Einen vollen Punkt fuhr Ela gegen die einzige schwächer bewertete Gegnerin ein. Hier zeigte sie im Endspiel die erforderliche Abgeklärtheit, um aus einem minimalen Vorteil einen überzeugenden Sieg zu machen.

Ihre beste Partie spielte Ela vielleicht zum Schluss, ausgerechnet gegen ihre stärkste Gegnerin. Sie teilte nun ihre Bedenkzeit viel besser ein, hielt die Stellung jederzeit zumindest ausgeglichen und erzielte – trotz einer kleinen, zum Glück unbestraft gebliebenen Ungenauigkeit im Endspiel – ein hochverdientes Remis.

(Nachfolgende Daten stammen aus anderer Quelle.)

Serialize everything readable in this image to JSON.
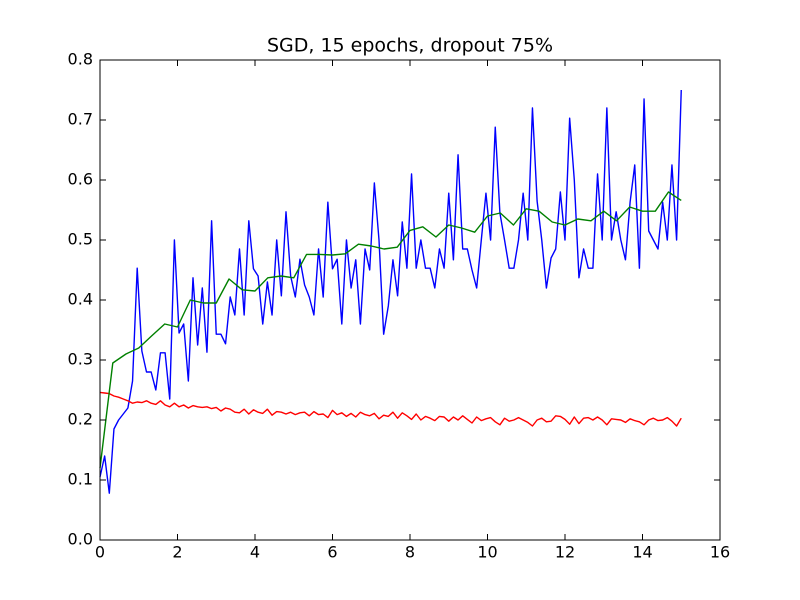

In der Abschlusstabelle kletterte Ela einige Plätze gegenüber ihrem Startlistenrang (34) nach oben. Platz 26 mit drei Punkten bei nur zwei Niederlagen und obendrauf ein DWZ-Gewinn von 71 Punkten – das kann sich sehen lassen.

Alles in allem können wir für Swantje und Ela ein positives Fazit des Turniers ziehen. Einmal abgesehen davon, dass allein schon die Teilnahme zweier Nordlerinnen an einer Deutschen Meisterschaft als Erfolg zu werten ist, konnten die Mädchen wertvolle Erfahrungen sammeln und wichtige Erkenntnisse für ihre weitere Entwicklung mit nach Hause nehmen.

Bedanken möchten wir uns für die großzügige Unterstützung durch unseren Verein und durch den Schachbezirk Emscher-Lippe.